A dívida da União, que gira em torno de 300 bilhões de reais com serviços numa Selic a 6,5% pode ser de 450 bilhões se a Selic for a 10,5%. Mas se houver corte de gastos, reforma da previdência e privatizações, o que vai justificar a Selic acima? Simples: o papel do rentista na sociedade brasileira, que vai exigir de um governo pró-mercado que garanta sua renda básica nada cidadã a partir dos títulos do tesouro. E por que o governo faria isso? Porque concorda que os rentistas tenham usuras altas.
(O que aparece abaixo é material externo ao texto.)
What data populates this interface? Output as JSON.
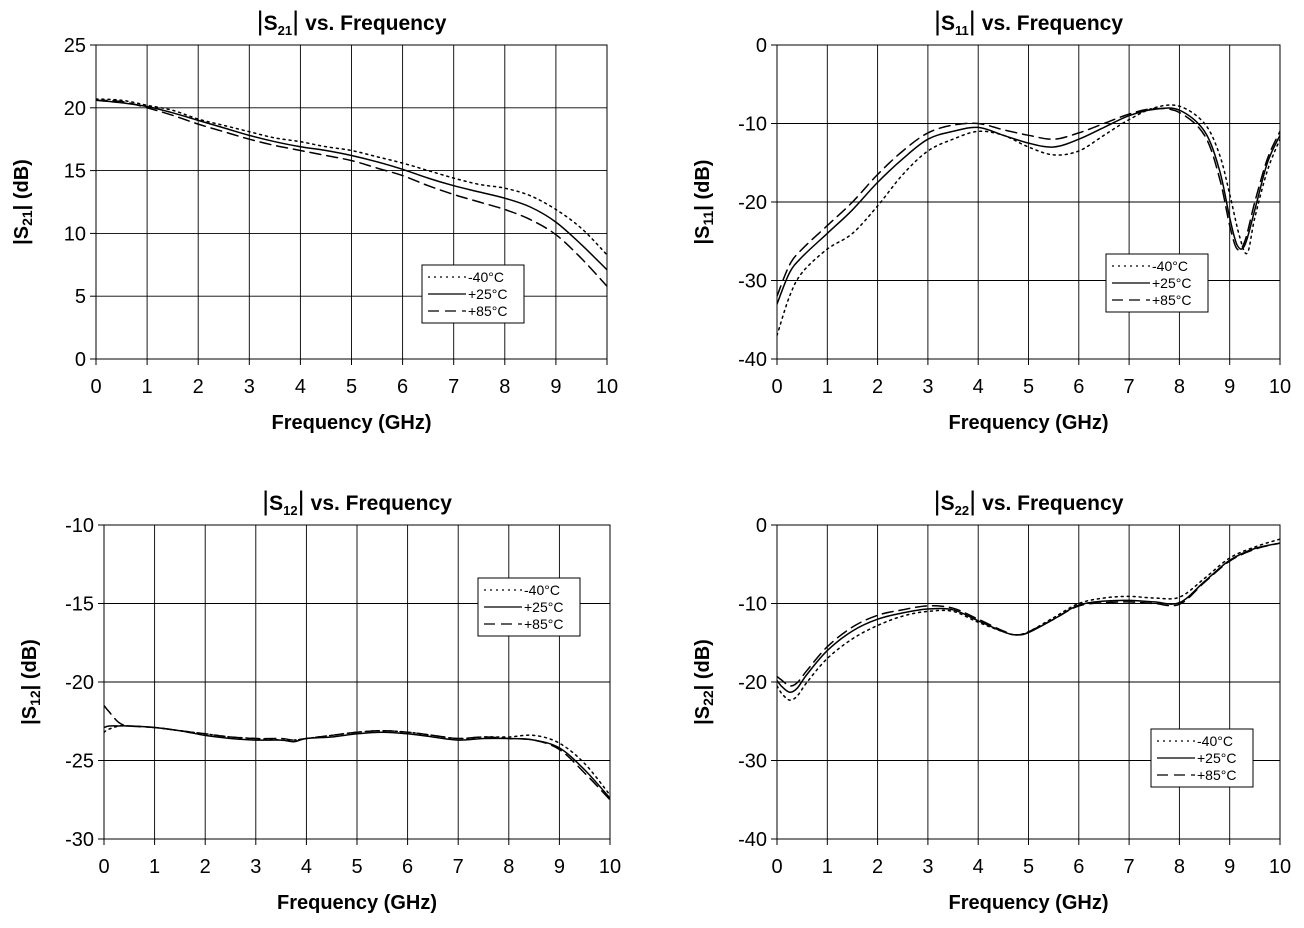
{
  "chart_data": [
    {
      "type": "line",
      "title": {
        "param": "S",
        "sub": "21",
        "suffix": "vs. Frequency"
      },
      "xlabel": "Frequency (GHz)",
      "ylabel": {
        "param": "|S",
        "sub": "21",
        "suffix": "| (dB)"
      },
      "xlim": [
        0,
        10
      ],
      "ylim": [
        0,
        25
      ],
      "xticks": [
        0,
        1,
        2,
        3,
        4,
        5,
        6,
        7,
        8,
        9,
        10
      ],
      "yticks": [
        0,
        5,
        10,
        15,
        20,
        25
      ],
      "grid": true,
      "legend_position": "bottom-right",
      "series": [
        {
          "name": "-40°C",
          "dash": "dotted",
          "x": [
            0,
            0.5,
            1,
            1.5,
            2,
            2.5,
            3,
            3.5,
            4,
            4.5,
            5,
            5.5,
            6,
            6.5,
            7,
            7.5,
            8,
            8.5,
            9,
            9.5,
            10
          ],
          "y": [
            20.7,
            20.6,
            20.2,
            19.8,
            19.1,
            18.6,
            18.1,
            17.6,
            17.3,
            16.9,
            16.6,
            16.1,
            15.6,
            15.0,
            14.4,
            13.9,
            13.6,
            13.0,
            11.9,
            10.4,
            8.3
          ]
        },
        {
          "name": "+25°C",
          "dash": "solid",
          "x": [
            0,
            0.5,
            1,
            1.5,
            2,
            2.5,
            3,
            3.5,
            4,
            4.5,
            5,
            5.5,
            6,
            6.5,
            7,
            7.5,
            8,
            8.5,
            9,
            9.5,
            10
          ],
          "y": [
            20.6,
            20.4,
            20.1,
            19.6,
            19.0,
            18.4,
            17.8,
            17.3,
            16.9,
            16.6,
            16.2,
            15.7,
            15.1,
            14.4,
            13.8,
            13.3,
            12.8,
            12.1,
            10.9,
            9.1,
            7.1
          ]
        },
        {
          "name": "+85°C",
          "dash": "dashed",
          "x": [
            0,
            0.5,
            1,
            1.5,
            2,
            2.5,
            3,
            3.5,
            4,
            4.5,
            5,
            5.5,
            6,
            6.5,
            7,
            7.5,
            8,
            8.5,
            9,
            9.5,
            10
          ],
          "y": [
            20.6,
            20.5,
            20.0,
            19.4,
            18.7,
            18.1,
            17.5,
            17.0,
            16.6,
            16.2,
            15.8,
            15.2,
            14.6,
            13.8,
            13.1,
            12.5,
            11.9,
            11.1,
            9.9,
            8.0,
            5.8
          ]
        }
      ]
    },
    {
      "type": "line",
      "title": {
        "param": "S",
        "sub": "11",
        "suffix": "vs. Frequency"
      },
      "xlabel": "Frequency (GHz)",
      "ylabel": {
        "param": "|S",
        "sub": "11",
        "suffix": "| (dB)"
      },
      "xlim": [
        0,
        10
      ],
      "ylim": [
        -40,
        0
      ],
      "xticks": [
        0,
        1,
        2,
        3,
        4,
        5,
        6,
        7,
        8,
        9,
        10
      ],
      "yticks": [
        0,
        -10,
        -20,
        -30,
        -40
      ],
      "grid": true,
      "legend_position": "bottom-right",
      "series": [
        {
          "name": "-40°C",
          "dash": "dotted",
          "x": [
            0,
            0.25,
            0.5,
            1,
            1.5,
            2,
            2.5,
            3,
            3.5,
            4,
            4.5,
            5,
            5.5,
            6,
            6.5,
            7,
            7.5,
            8,
            8.5,
            8.8,
            9.0,
            9.2,
            9.35,
            9.5,
            9.75,
            10
          ],
          "y": [
            -37,
            -32,
            -29,
            -26,
            -24,
            -20.5,
            -16.5,
            -13.5,
            -12,
            -11,
            -11.5,
            -13,
            -14,
            -13.5,
            -11.5,
            -9.5,
            -8,
            -7.8,
            -10,
            -14,
            -19,
            -24.5,
            -26.5,
            -22,
            -16,
            -12
          ]
        },
        {
          "name": "+25°C",
          "dash": "solid",
          "x": [
            0,
            0.25,
            0.5,
            1,
            1.5,
            2,
            2.5,
            3,
            3.5,
            4,
            4.5,
            5,
            5.5,
            6,
            6.5,
            7,
            7.5,
            8,
            8.5,
            8.8,
            9.0,
            9.15,
            9.3,
            9.5,
            9.75,
            10
          ],
          "y": [
            -33,
            -29,
            -27,
            -24,
            -21,
            -17.5,
            -14.5,
            -12,
            -11,
            -10.5,
            -11.5,
            -12.5,
            -13,
            -12,
            -10.5,
            -9,
            -8.2,
            -8.3,
            -11,
            -16,
            -22,
            -25.5,
            -25.5,
            -21,
            -15,
            -11.5
          ]
        },
        {
          "name": "+85°C",
          "dash": "dashed",
          "x": [
            0,
            0.25,
            0.5,
            1,
            1.5,
            2,
            2.5,
            3,
            3.5,
            4,
            4.5,
            5,
            5.5,
            6,
            6.5,
            7,
            7.5,
            8,
            8.5,
            8.8,
            9.0,
            9.15,
            9.3,
            9.5,
            9.75,
            10
          ],
          "y": [
            -32,
            -28,
            -26,
            -23,
            -20,
            -16.5,
            -13.5,
            -11.2,
            -10.2,
            -10,
            -10.8,
            -11.5,
            -12,
            -11.2,
            -10,
            -8.8,
            -8.1,
            -8.6,
            -11.5,
            -17,
            -23,
            -26,
            -25,
            -20,
            -14.5,
            -11
          ]
        }
      ]
    },
    {
      "type": "line",
      "title": {
        "param": "S",
        "sub": "12",
        "suffix": "vs. Frequency"
      },
      "xlabel": "Frequency (GHz)",
      "ylabel": {
        "param": "|S",
        "sub": "12",
        "suffix": "| (dB)"
      },
      "xlim": [
        0,
        10
      ],
      "ylim": [
        -30,
        -10
      ],
      "xticks": [
        0,
        1,
        2,
        3,
        4,
        5,
        6,
        7,
        8,
        9,
        10
      ],
      "yticks": [
        -10,
        -15,
        -20,
        -25,
        -30
      ],
      "grid": true,
      "legend_position": "top-right",
      "series": [
        {
          "name": "-40°C",
          "dash": "dotted",
          "x": [
            0,
            0.1,
            0.3,
            0.5,
            1,
            1.5,
            2,
            2.5,
            3,
            3.5,
            3.75,
            4,
            4.5,
            5,
            5.5,
            6,
            6.5,
            7,
            7.5,
            8,
            8.5,
            9,
            9.5,
            10
          ],
          "y": [
            -23.2,
            -23.0,
            -22.8,
            -22.8,
            -22.9,
            -23.1,
            -23.3,
            -23.5,
            -23.6,
            -23.7,
            -23.7,
            -23.6,
            -23.4,
            -23.2,
            -23.1,
            -23.2,
            -23.4,
            -23.6,
            -23.5,
            -23.5,
            -23.4,
            -23.9,
            -25.2,
            -27.2
          ]
        },
        {
          "name": "+25°C",
          "dash": "solid",
          "x": [
            0,
            0.1,
            0.3,
            0.5,
            1,
            1.5,
            2,
            2.5,
            3,
            3.5,
            3.75,
            4,
            4.5,
            5,
            5.5,
            6,
            6.5,
            7,
            7.5,
            8,
            8.5,
            9,
            9.5,
            10
          ],
          "y": [
            -22.9,
            -22.8,
            -22.8,
            -22.8,
            -22.9,
            -23.1,
            -23.4,
            -23.6,
            -23.7,
            -23.7,
            -23.8,
            -23.6,
            -23.5,
            -23.3,
            -23.2,
            -23.3,
            -23.5,
            -23.7,
            -23.6,
            -23.6,
            -23.7,
            -24.2,
            -25.6,
            -27.4
          ]
        },
        {
          "name": "+85°C",
          "dash": "dashed",
          "x": [
            0,
            0.1,
            0.3,
            0.5,
            1,
            1.5,
            2,
            2.5,
            3,
            3.5,
            3.75,
            4,
            4.5,
            5,
            5.5,
            6,
            6.5,
            7,
            7.5,
            8,
            8.5,
            9,
            9.5,
            10
          ],
          "y": [
            -21.5,
            -21.9,
            -22.6,
            -22.8,
            -22.9,
            -23.1,
            -23.3,
            -23.5,
            -23.6,
            -23.6,
            -23.7,
            -23.6,
            -23.4,
            -23.2,
            -23.1,
            -23.2,
            -23.4,
            -23.6,
            -23.5,
            -23.6,
            -23.7,
            -24.3,
            -25.8,
            -27.5
          ]
        }
      ]
    },
    {
      "type": "line",
      "title": {
        "param": "S",
        "sub": "22",
        "suffix": "vs. Frequency"
      },
      "xlabel": "Frequency (GHz)",
      "ylabel": {
        "param": "|S",
        "sub": "22",
        "suffix": "| (dB)"
      },
      "xlim": [
        0,
        10
      ],
      "ylim": [
        -40,
        0
      ],
      "xticks": [
        0,
        1,
        2,
        3,
        4,
        5,
        6,
        7,
        8,
        9,
        10
      ],
      "yticks": [
        0,
        -10,
        -20,
        -30,
        -40
      ],
      "grid": true,
      "legend_position": "bottom-right",
      "series": [
        {
          "name": "-40°C",
          "dash": "dotted",
          "x": [
            0,
            0.1,
            0.25,
            0.4,
            0.6,
            1,
            1.5,
            2,
            2.5,
            3,
            3.5,
            4,
            4.5,
            4.75,
            5,
            5.5,
            6,
            6.5,
            7,
            7.5,
            8,
            8.5,
            9,
            9.5,
            10
          ],
          "y": [
            -20.5,
            -21.5,
            -22.3,
            -21.8,
            -20,
            -17,
            -14.5,
            -12.8,
            -11.6,
            -11,
            -11,
            -12.4,
            -13.6,
            -14,
            -13.6,
            -11.8,
            -10,
            -9.3,
            -9.1,
            -9.3,
            -9.2,
            -6.8,
            -4.2,
            -2.8,
            -1.8
          ]
        },
        {
          "name": "+25°C",
          "dash": "solid",
          "x": [
            0,
            0.1,
            0.25,
            0.4,
            0.6,
            1,
            1.5,
            2,
            2.5,
            3,
            3.5,
            4,
            4.5,
            4.75,
            5,
            5.5,
            6,
            6.5,
            7,
            7.5,
            8,
            8.5,
            9,
            9.5,
            10
          ],
          "y": [
            -19.8,
            -20.6,
            -21.3,
            -20.8,
            -19,
            -16,
            -13.5,
            -12,
            -11.2,
            -10.7,
            -10.8,
            -12.2,
            -13.6,
            -14,
            -13.7,
            -12,
            -10.2,
            -9.7,
            -9.6,
            -9.8,
            -9.9,
            -7.2,
            -4.5,
            -3.0,
            -2.3
          ]
        },
        {
          "name": "+85°C",
          "dash": "dashed",
          "x": [
            0,
            0.1,
            0.25,
            0.4,
            0.6,
            1,
            1.5,
            2,
            2.5,
            3,
            3.5,
            4,
            4.5,
            4.75,
            5,
            5.5,
            6,
            6.5,
            7,
            7.5,
            8,
            8.5,
            9,
            9.5,
            10
          ],
          "y": [
            -19.3,
            -19.8,
            -20.5,
            -20.1,
            -18.5,
            -15.5,
            -13,
            -11.5,
            -10.8,
            -10.3,
            -10.6,
            -12,
            -13.5,
            -14,
            -13.6,
            -12,
            -10.3,
            -9.9,
            -9.8,
            -10,
            -10.1,
            -7.3,
            -4.6,
            -3.1,
            -2.3
          ]
        }
      ]
    }
  ]
}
Não há motivos racionais para isso a não ser pelo compromisso de classe.

Assim, 2019 será um ano muito difícil, em que as reformas na educação virão para destruir o pouco que temos de esperança em melhores oportunidades; haverá uma luta séria sobre os direitos do trabalhador; faremos disputas e mais disputas em torno dos direitos humanos. Enquanto isso, o maior assalto aos cofres públicos desde a era Cardoso vai ocorrer à luz do dia. Legalmente e matematicamente. Infelizmente teremos dificuldade de lidar com isso da mesma forma que tivemos que dificuldade em tratar do estelionato do senhor Levy. Porque, entre outras coisas, a opinião pública puxa e a grande mídia endossa as chantagens do mercado.